La reciente nota oficial emitida por la Dirección de Salud Pública, que confirma la intoxicación de un menor en el municipio santiaguero de Songo-La Maya tras ingerir un medicamento no certificado, no solo ha causado conmoción, sino que también reaviva serias preocupaciones sobre el control y la seguridad en la distribución de productos farmacéuticos en el país.
Esto no es ningún secreto. En ciudades y poblados de Santiago de Cuba es común ver a personas de todas las edades y apariencias deambulando por las calles y ofreciendo medicamentos de todo tipo, sin el menor escrúpulo y a cualquier precio. Lo más alarmante es que lo hacen con total impunidad: casi nadie los cuestiona, y mucho menos los inspectores o funcionarios encargados de velar por la legalidad, una situación que, lamentablemente, ya se ha vuelto parte del paisaje cotidiano.
La muerte de cualquier persona resulta dolorosa, pero cuando se trata de un niño de apenas cinco años, el impacto es mucho mayor. Duele porque hablamos de un ser inocente que, además de no comprender las razones de su tratamiento, solo alcanzaba a identificar su malestar sin conocer realmente las causas.
Entre las medidas más urgentes, dos resultan imprescindibles: primero, garantizar un control riguroso de los medicamentos en las instituciones estatales; y segundo, ante la dificultad de supervisar de manera efectiva los fármacos que ingresan por las fronteras, aumentar la exigencia hacia los distribuidores internos y los vendedores ambulantes.

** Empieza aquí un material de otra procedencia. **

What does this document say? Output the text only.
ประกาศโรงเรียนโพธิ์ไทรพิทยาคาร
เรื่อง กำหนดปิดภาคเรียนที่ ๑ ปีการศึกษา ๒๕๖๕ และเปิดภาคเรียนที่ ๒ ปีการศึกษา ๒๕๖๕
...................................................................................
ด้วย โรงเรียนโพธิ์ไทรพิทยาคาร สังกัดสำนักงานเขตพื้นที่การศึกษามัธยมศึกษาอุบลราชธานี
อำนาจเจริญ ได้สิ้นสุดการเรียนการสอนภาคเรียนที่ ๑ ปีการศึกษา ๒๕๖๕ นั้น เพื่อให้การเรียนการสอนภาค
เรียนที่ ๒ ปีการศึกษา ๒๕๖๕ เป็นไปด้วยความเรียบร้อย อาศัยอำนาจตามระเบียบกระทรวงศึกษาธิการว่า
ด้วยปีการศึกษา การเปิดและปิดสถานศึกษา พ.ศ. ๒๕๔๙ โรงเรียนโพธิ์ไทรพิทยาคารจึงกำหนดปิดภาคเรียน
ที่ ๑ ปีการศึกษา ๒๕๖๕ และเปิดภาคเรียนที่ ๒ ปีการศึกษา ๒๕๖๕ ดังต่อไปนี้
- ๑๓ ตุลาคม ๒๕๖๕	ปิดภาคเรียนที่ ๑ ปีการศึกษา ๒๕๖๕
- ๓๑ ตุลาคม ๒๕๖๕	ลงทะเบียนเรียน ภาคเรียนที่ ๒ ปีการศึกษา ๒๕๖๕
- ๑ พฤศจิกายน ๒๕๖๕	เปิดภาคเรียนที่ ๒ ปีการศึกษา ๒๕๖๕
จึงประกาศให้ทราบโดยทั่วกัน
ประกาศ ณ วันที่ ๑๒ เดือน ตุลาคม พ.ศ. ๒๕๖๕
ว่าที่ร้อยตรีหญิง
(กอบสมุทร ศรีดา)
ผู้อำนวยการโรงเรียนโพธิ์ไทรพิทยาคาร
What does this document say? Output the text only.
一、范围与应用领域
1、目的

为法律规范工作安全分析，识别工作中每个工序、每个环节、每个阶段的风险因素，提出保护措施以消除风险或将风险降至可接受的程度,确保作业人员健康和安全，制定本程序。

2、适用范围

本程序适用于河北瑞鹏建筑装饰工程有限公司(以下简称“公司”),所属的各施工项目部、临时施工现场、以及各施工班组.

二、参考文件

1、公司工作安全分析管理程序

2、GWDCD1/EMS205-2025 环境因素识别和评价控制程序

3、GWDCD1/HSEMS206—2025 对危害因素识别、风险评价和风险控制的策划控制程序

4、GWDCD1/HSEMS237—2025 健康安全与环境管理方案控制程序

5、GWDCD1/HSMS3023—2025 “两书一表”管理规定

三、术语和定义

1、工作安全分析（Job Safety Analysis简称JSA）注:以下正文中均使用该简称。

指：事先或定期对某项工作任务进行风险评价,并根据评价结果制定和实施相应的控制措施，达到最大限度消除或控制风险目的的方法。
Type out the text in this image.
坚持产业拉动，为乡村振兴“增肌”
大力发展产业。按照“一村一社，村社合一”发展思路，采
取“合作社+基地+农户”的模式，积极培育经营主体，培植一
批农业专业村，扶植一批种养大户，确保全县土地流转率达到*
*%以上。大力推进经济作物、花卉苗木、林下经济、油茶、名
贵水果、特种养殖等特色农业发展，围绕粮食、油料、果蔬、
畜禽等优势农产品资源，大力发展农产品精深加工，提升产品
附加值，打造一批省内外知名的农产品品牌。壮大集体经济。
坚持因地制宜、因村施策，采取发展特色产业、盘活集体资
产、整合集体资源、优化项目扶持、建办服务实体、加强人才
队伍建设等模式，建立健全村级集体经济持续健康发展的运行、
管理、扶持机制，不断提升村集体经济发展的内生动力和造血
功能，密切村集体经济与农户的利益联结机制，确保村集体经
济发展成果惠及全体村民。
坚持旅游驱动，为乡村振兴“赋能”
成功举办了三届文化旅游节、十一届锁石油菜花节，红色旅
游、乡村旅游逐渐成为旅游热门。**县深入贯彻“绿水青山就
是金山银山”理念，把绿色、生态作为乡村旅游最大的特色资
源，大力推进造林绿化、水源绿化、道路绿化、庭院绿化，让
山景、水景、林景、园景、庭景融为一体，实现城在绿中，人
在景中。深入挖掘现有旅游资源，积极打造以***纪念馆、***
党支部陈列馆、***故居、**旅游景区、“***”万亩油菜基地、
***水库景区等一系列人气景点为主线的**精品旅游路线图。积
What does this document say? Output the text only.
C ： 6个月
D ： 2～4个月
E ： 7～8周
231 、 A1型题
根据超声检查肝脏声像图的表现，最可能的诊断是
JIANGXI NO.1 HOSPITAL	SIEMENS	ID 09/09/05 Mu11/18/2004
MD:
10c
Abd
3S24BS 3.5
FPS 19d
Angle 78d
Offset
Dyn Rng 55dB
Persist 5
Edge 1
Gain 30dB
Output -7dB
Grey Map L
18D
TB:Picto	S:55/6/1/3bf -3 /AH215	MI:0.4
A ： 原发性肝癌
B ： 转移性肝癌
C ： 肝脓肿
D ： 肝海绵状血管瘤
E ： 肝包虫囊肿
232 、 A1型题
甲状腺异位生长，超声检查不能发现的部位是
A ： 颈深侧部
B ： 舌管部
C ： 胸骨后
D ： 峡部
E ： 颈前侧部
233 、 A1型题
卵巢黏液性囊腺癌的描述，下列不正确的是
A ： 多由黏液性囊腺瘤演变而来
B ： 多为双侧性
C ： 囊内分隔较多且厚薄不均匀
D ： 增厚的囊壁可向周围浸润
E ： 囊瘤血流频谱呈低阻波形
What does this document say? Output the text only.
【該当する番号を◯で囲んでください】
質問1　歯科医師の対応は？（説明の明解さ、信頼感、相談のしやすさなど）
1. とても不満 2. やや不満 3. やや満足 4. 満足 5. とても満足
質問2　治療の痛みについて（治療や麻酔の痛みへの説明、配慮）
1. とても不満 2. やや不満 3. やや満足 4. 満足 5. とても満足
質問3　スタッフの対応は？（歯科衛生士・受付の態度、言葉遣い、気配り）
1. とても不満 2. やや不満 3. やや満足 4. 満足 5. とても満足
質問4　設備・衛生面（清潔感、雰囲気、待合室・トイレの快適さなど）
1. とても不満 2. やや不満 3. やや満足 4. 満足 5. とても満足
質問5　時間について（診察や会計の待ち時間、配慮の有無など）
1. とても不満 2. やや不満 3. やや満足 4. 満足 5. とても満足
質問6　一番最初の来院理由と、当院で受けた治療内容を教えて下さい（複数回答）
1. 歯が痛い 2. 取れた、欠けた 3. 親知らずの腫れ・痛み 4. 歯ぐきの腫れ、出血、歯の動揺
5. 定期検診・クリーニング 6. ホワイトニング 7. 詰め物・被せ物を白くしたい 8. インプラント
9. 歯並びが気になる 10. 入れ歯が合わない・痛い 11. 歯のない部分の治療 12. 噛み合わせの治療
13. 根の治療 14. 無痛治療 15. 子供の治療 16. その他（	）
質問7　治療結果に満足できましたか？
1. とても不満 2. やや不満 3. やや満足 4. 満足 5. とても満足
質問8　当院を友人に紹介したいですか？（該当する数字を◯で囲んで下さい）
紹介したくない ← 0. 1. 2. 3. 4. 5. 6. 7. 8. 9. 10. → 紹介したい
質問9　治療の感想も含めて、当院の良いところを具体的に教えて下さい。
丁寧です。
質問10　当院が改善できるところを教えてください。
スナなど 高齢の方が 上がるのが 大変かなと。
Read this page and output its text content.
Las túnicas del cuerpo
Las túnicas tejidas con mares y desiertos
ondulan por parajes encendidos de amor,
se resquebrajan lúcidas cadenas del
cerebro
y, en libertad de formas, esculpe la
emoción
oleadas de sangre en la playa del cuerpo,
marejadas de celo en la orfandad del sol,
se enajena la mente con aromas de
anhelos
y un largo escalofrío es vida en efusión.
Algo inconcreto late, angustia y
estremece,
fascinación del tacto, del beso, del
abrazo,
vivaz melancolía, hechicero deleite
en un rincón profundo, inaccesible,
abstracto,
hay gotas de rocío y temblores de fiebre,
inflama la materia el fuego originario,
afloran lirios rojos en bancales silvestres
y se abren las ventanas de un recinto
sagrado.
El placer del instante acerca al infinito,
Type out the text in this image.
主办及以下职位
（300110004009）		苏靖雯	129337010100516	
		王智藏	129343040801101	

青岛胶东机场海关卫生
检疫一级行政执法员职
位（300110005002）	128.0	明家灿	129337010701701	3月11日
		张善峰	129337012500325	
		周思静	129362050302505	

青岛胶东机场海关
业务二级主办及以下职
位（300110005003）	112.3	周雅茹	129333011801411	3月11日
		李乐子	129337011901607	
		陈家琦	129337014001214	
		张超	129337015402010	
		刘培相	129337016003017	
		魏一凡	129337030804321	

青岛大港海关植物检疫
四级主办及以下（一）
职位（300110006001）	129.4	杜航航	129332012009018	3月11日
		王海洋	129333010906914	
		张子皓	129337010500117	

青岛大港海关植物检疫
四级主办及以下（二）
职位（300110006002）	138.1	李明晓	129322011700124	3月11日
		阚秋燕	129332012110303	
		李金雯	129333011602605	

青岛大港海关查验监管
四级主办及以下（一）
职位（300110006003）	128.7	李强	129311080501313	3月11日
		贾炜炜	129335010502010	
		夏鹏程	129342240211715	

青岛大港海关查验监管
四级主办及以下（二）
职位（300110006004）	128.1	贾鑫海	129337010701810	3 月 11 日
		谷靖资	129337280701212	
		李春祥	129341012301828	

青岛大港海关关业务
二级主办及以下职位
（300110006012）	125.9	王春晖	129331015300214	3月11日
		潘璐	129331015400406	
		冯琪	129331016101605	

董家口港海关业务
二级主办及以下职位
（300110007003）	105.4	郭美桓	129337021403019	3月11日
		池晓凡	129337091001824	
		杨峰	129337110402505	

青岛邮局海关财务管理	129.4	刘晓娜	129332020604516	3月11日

Salvo contadas excepciones, nadie puede afirmar que no se cruza a diario con un vendedor de medicamentos, realidad tan extendida que hemos terminado por naturalizarla, sin embargo, si la mayoría exigiera conocer la procedencia de lo que se compra y cuestionara esa práctica, muchos de los llamados “accidentes” podrían evitarse o, al menos, reducirse, porque, en definitiva, todos estamos expuestos a las consecuencias de este fenómeno.
No se trata de ignorar lo evidente: la escasez y las necesidades extremas de medicamentos empujan a buena parte de la población a un estado de desesperación y, en ese estado, cualquier oferta parece un salvavidas, aunque en realidad esconda riesgos mortales, a la vez que, poco a poco, lo informal se convierte en la única alternativa y, con ello, se multiplican las consecuencias que, cada cierto tiempo, sacuden a la sociedad con un nuevo caso.
El ocurrido en Songo La Maya, donde dos menores resultaron afectados, uno perdió la vida y otro lucha por sobrevivir, no es un hecho aislado, sino una alerta de hasta dónde puede escalar el daño si seguimos actuando como si nada pasara.
Por eso, la reflexión no debe dirigirse únicamente a quienes venden, sino también a quienes compran. La exigencia comienza en cada decisión individual: intentar, al menos, conocer de dónde vienen esos medicamentos y asumir que no todo lo que se ofrece es seguro y, cuando se demuestre la responsabilidad de quienes trafican con la salud ajena, exigir que se actúe con la mayor firmeza.
Pero también es necesario mirar hacia adelante, porque la crisis no puede ser excusa para normalizar lo que pone en riesgo la vida. Apostar por la solidaridad comunitaria, por el acompañamiento familiar y por una mayor conciencia ciudadana puede marcar la diferencia. La salud no debería ser una apuesta a la suerte, sino un derecho que juntos defendamos con responsabilidad y esperanza.